Research first, product later
Because the work is part of a PhD project, the current focus is on research and validation rather than commercial deployment. This includes collecting high-quality acoustic data, testing model performance across environments and validating behavioural indicators against biological outcomes. The collaboration with DTU, the Technical University of Denmark, strengthens the scientific foundation of the project and helps ensure the methods are developed and validated to a high research standard.
There is no commercial product available today. Developing a solution that can operate reliably across species, production systems and sites takes time. Based on the scope of the research and the need for real world validation, it may take up to three years before the technology is ready for commercial use.
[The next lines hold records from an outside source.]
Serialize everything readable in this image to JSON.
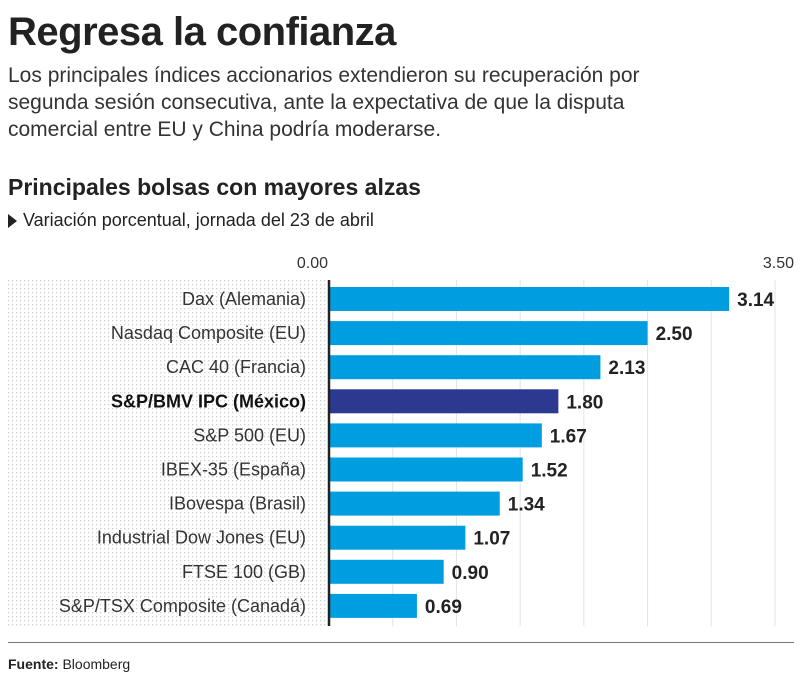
{
  "header": {
    "title": "Regresa la confianza",
    "description": "Los principales índices accionarios extendieron su recuperación por segunda sesión consecutiva, ante la expectativa de que la disputa comercial entre EU y China podría moderarse."
  },
  "chart_data": {
    "type": "bar",
    "orientation": "horizontal",
    "title": "Principales bolsas con mayores alzas",
    "subtitle": "Variación porcentual, jornada del 23 de abril",
    "xlim": [
      0,
      3.5
    ],
    "tick_labels": [
      "0.00",
      "3.50"
    ],
    "grid": true,
    "categories": [
      "Dax (Alemania)",
      "Nasdaq Composite (EU)",
      "CAC 40 (Francia)",
      "S&P/BMV IPC (México)",
      "S&P 500 (EU)",
      "IBEX-35 (España)",
      "IBovespa (Brasil)",
      "Industrial Dow Jones (EU)",
      "FTSE 100 (GB)",
      "S&P/TSX Composite (Canadá)"
    ],
    "values": [
      3.14,
      2.5,
      2.13,
      1.8,
      1.67,
      1.52,
      1.34,
      1.07,
      0.9,
      0.69
    ],
    "value_labels": [
      "3.14",
      "2.50",
      "2.13",
      "1.80",
      "1.67",
      "1.52",
      "1.34",
      "1.07",
      "0.90",
      "0.69"
    ],
    "highlight_index": 3,
    "colors": {
      "bar": "#009ee0",
      "highlight": "#2b3990"
    }
  },
  "footer": {
    "source_label": "Fuente:",
    "source": "Bloomberg"
  }
}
If and when the research matures into a product, it is expected to involve dedicated monitoring equipment for acoustic data collection and digital tools for analysis and decision support. Behavioural insight would then be delivered through farm management systems and integrated into normal operational workflows.
“Our goal is to support fish farmers with tools that can be tested scientifically and deliver real operational value. If we can improve feeding precision while strengthening welfare assessment and reducing waste, it will be a meaningful step forward for the industry.” says Frandsen.
If behavioural sound patterns can be translated into reliable decision support, feeding may become one of the areas where aquaculture takes a real step forward, both in profitability and welfare assessment. It is a promising direction, and one that is well worth listening to.
The article was published in International Aquafeed.